Bank One adding conditions to loans

Bloomberg News Service

CHICAGO — Bank One Corp., the No. 5 U.S. bank, will stop lending to 318 companies and notify 636 others it might drop them or extend less credit if they don't hire the bank for other business, according to an internal bank document.

Customers come and go from the Bank One branch in Wilmette, Ill. Bank One Corp. has announced a crackdown on lending that involves half of the bank's 1,828 corporate customers.

Bloomberg News Service

The crackdown, which involves half of the Chicago-based bank's 1,828 corporate customers with more than $250 million in annual sales, is part of a drive by Bank One and other lenders such as Bank of America Corp. to boost income by using lending muscle to vie for cash management, asset management and securities underwriting business.

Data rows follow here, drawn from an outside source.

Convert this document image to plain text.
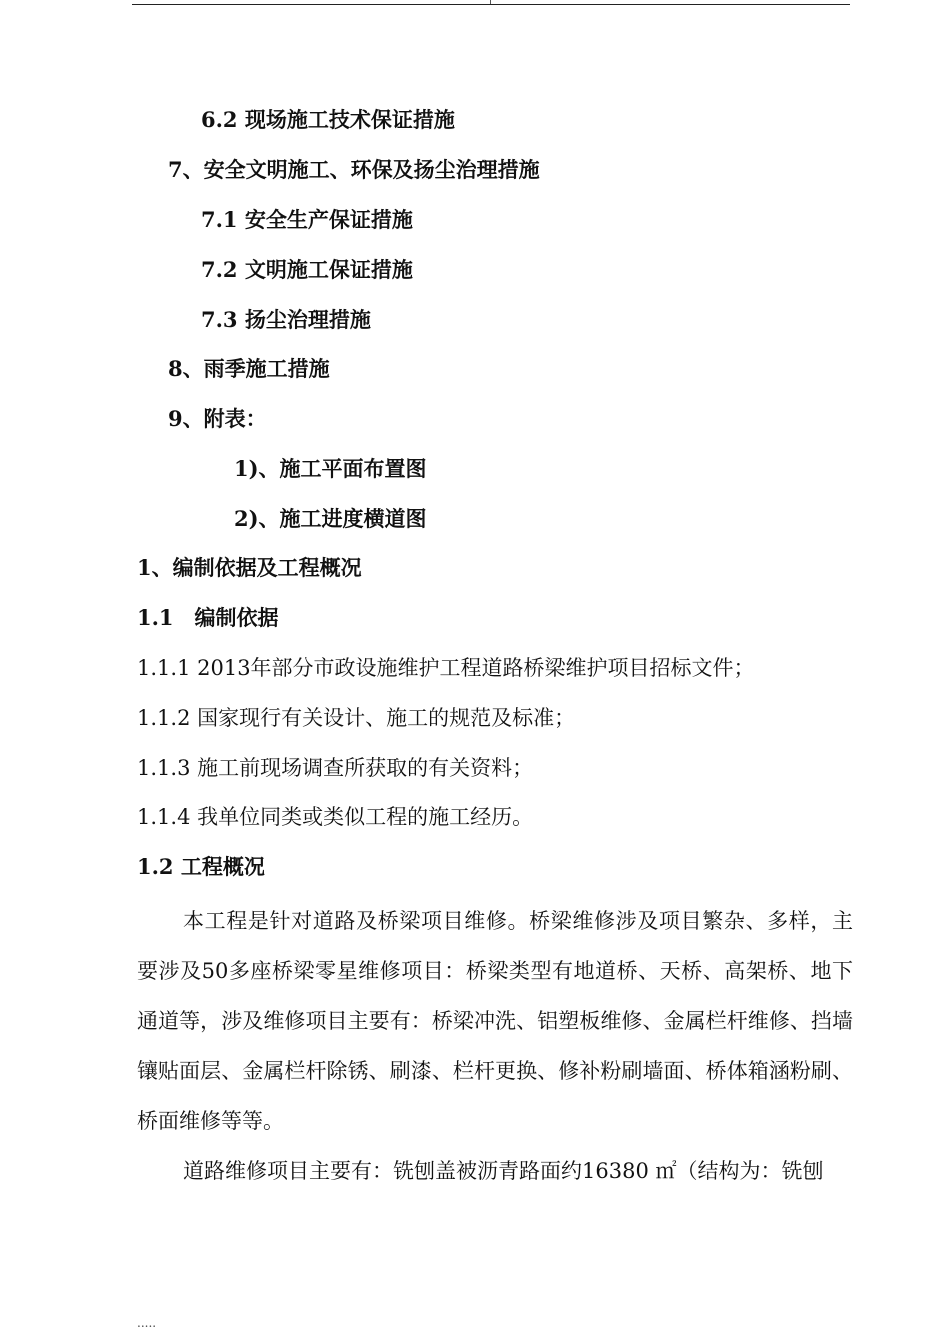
6.2 现场施工技术保证措施
7、安全文明施工、环保及扬尘治理措施
7.1 安全生产保证措施
7.2 文明施工保证措施
7.3 扬尘治理措施
8、雨季施工措施
9、附表：
1)、施工平面布置图
2)、施工进度横道图
1、编制依据及工程概况
1.1　编制依据
1.1.1 2013年部分市政设施维护工程道路桥梁维护项目招标文件；
1.1.2 国家现行有关设计、施工的规范及标准；
1.1.3 施工前现场调查所获取的有关资料；
1.1.4 我单位同类或类似工程的施工经历。
1.2 工程概况

本工程是针对道路及桥梁项目维修。桥梁维修涉及项目繁杂、多样，主要涉及50多座桥梁零星维修项目：桥梁类型有地道桥、天桥、高架桥、地下通道等，涉及维修项目主要有：桥梁冲洗、铝塑板维修、金属栏杆维修、挡墙镶贴面层、金属栏杆除锈、刷漆、栏杆更换、修补粉刷墙面、桥体箱涵粉刷、桥面维修等等。

道路维修项目主要有：铣刨盖被沥青路面约16380 ㎡（结构为：铣刨

.....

"All the banks I work with want that ancillary business," said Joe Cooper, treasurer of Big Lots Inc., one of the companies Bank One dropped after the largest U.S. chain of closeout stores balked at a demand it award a "significant" increase in investment banking business to the bank. "A few years ago, they were happy with just having a part in the loan."

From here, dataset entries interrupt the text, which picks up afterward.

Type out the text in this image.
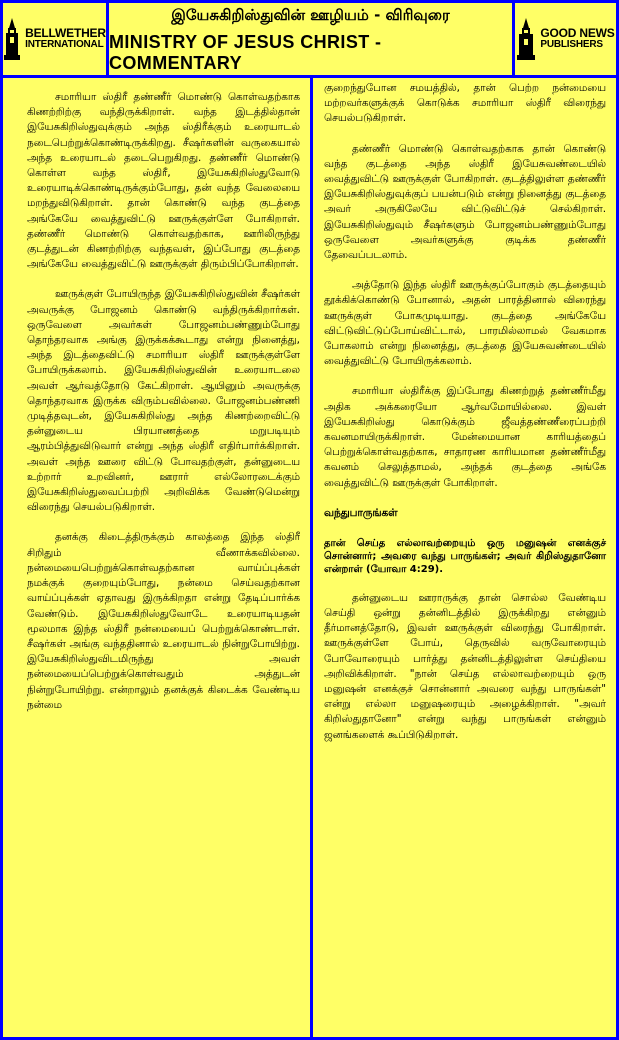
BELLWETHER
INTERNATIONAL
இயேசுகிறிஸ்துவின் ஊழியம் - விரிவுரை
MINISTRY OF JESUS CHRIST - COMMENTARY
GOOD NEWS
PUBLISHERS

சமாரியா ஸ்திரீ தண்ணீர் மொண்டு கொள்வதற்காக கிணற்றிற்கு வந்திருக்கிறாள். வந்த இடத்தில்தான் இயேசுகிறிஸ்துவுக்கும் அந்த ஸ்திரீக்கும் உரையாடல் நடைபெற்றுக்கொண்டிருக்கிறது. சீஷர்களின் வருகையால் அந்த உரையாடல் தடைபெறுகிறது. தண்ணீர் மொண்டு கொள்ள வந்த ஸ்திரீ, இயேசுகிறிஸ்துவோடு உரையாடிக்கொண்டிருக்கும்போது, தன் வந்த வேலையை மறந்துவிடுகிறாள். தான் கொண்டு வந்த குடத்தை அங்கேயே வைத்துவிட்டு ஊருக்குள்ளே போகிறாள். தண்ணீர் மொண்டு கொள்வதற்காக, ஊரிலிருந்து குடத்துடன் கிணற்றிற்கு வந்தவள், இப்போது குடத்தை அங்கேயே வைத்துவிட்டு ஊருக்குள் திரும்பிப்போகிறாள்.

ஊருக்குள் போயிருந்த இயேசுகிறிஸ்துவின் சீஷர்கள் அவருக்கு போஜனம் கொண்டு வந்திருக்கிறார்கள். ஒருவேளை அவர்கள் போஜனம்பண்ணும்போது தொந்தரவாக அங்கு இருக்கக்கூடாது என்று நினைத்து, அந்த இடத்தைவிட்டு சமாரியா ஸ்திரீ ஊருக்குள்ளே போயிருக்கலாம். இயேசுகிறிஸ்துவின் உரையாடலை அவள் ஆர்வத்தோடு கேட்கிறாள். ஆயினும் அவருக்கு தொந்தரவாக இருக்க விரும்பவில்லை. போஜனம்பண்ணி முடித்தவுடன், இயேசுகிறிஸ்து அந்த கிணற்றைவிட்டு தன்னுடைய பிரயாணத்தை மறுபடியும் ஆரம்பித்துவிடுவார் என்று அந்த ஸ்திரீ எதிர்பார்க்கிறாள். அவள் அந்த ஊரை விட்டு போவதற்குள், தன்னுடைய உற்றார் உறவினர், ஊரார் எல்லோரடைக்கும் இயேசுகிறிஸ்துவைப்பற்றி அறிவிக்க வேண்டுமென்று விரைந்து செயல்படுகிறாள்.

தனக்கு கிடைத்திருக்கும் காலத்தை இந்த ஸ்திரீ சிறிதும் வீணாக்கவில்லை. நன்மையைபெற்றுக்கொள்வதற்கான வாய்ப்புக்கள் நமக்குக் குறையும்போது, நன்மை செய்வதற்கான வாய்ப்புக்கள் ஏதாவது இருக்கிறதா என்று தேடிப்பார்க்க வேண்டும். இயேசுகிறிஸ்துவோடே உரையாடியதன் மூலமாக இந்த ஸ்திரீ நன்மையைப் பெற்றுக்கொண்டாள். சீஷர்கள் அங்கு வந்ததினால் உரையாடல் நின்றுபோயிற்று. இயேசுகிறிஸ்துவிடமிருந்து அவள் நன்மையைப்பெற்றுக்கொள்வதும் அத்துடன் நின்றுபோயிற்று. என்றாலும் தனக்குக் கிடைக்க வேண்டிய நன்மை

குறைந்துபோன சமயத்தில், தான் பெற்ற நன்மையை மற்றவர்களுக்குக் கொடுக்க சமாரியா ஸ்திரீ விரைந்து செயல்படுகிறாள்.

தண்ணீர் மொண்டு கொள்வதற்காக தான் கொண்டு வந்த குடத்தை அந்த ஸ்திரீ இயேசுவண்டையில் வைத்துவிட்டு ஊருக்குள் போகிறாள். குடத்திலுள்ள தண்ணீர் இயேசுகிறிஸ்துவுக்குப் பயன்படும் என்று நினைத்து குடத்தை அவர் அருகிலேயே விட்டுவிட்டுச் செல்கிறாள். இயேசுகிறிஸ்துவும் சீஷர்களும் போஜனம்பண்ணும்போது ஒருவேளை அவர்களுக்கு குடிக்க தண்ணீர் தேவைப்படலாம்.

அத்தோடு இந்த ஸ்திரீ ஊருக்குப்போகும் குடத்தையும் தூக்கிக்கொண்டு போனால், அதன் பாரத்தினால் விரைந்து ஊருக்குள் போகமுடியாது. குடத்தை அங்கேயே விட்டுவிட்டுப்போய்விட்டால், பாரமில்லாமல் வேகமாக போகலாம் என்று நினைத்து, குடத்தை இயேசுவண்டையில் வைத்துவிட்டு போயிருக்கலாம்.

சமாரியா ஸ்திரீக்கு இப்போது கிணற்றுத் தண்ணீர்மீது அதிக அக்கரையோ ஆர்வமோயில்லை. இவள் இயேசுகிறிஸ்து கொடுக்கும் ஜீவத்தண்ணீரைப்பற்றி கவனமாயிருக்கிறாள். மேன்மையான காரியத்தைப் பெற்றுக்கொள்வதற்காக, சாதாரண காரியமான தண்ணீர்மீது கவனம் செலுத்தாமல், அந்தக் குடத்தை அங்கே வைத்துவிட்டு ஊருக்குள் போகிறாள்.

வந்துபாருங்கள்

தான் செய்த எல்லாவற்றையும் ஒரு மனுஷன் எனக்குச் சொன்னார்; அவரை வந்து பாருங்கள்; அவர் கிறிஸ்துதானோ என்றாள் (யோவா 4:29).

தன்னுடைய ஊராருக்கு தான் சொல்ல வேண்டிய செய்தி ஒன்று தன்னிடத்தில் இருக்கிறது என்னும் தீர்மானத்தோடு, இவள் ஊருக்குள் விரைந்து போகிறாள். ஊருக்குள்ளே போய், தெருவில் வருவோரையும் போவோரையும் பார்த்து தன்னிடத்திலுள்ள செய்தியை அறிவிக்கிறாள். "நான் செய்த எல்லாவற்றையும் ஒரு மனுஷன் எனக்குச் சொன்னார் அவரை வந்து பாருங்கள்" என்று எல்லா மனுஷரையும் அழைக்கிறாள். "அவர் கிறிஸ்துதானோ" என்று வந்து பாருங்கள் என்னும் ஜனங்களைக் கூப்பிடுகிறாள்.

Jamie Dimon, Bank One's chief executive, said last month that he plans to cut as much as $20 billion of the bank's loan exposure by getting rid of bad loans and unprofitable borrowers. Dimon has said 15 percent to 20 percent of the bank's corporate borrowers were loan-only customers.

Dimon was not immediately available for comment. Spokes-man Thomas Kelly declined to comment on the document.

Bank One trimmed large loans by $3.9 billion and sold $599 million in loans during the first quarter, including $375 million that were flagged as unlikely to be paid. Dimon said last month that effort is continuing, because the bank expected losses from commercial loans to increase in the second and third quarters as it sells more of its loan portfolio and writes off bad debt.

Bank One "told me, 'We've been in your loan for a while and now it doesn't meet our strategy so we'd like to be replaced," ' said Gilbert L. Danielson, chief financial officer of Aaron Rents Inc., another borrower Bank One has dropped.

"We were out of their geographical reach and the loans didn't have the fee income possibilities they wanted," Danielson said.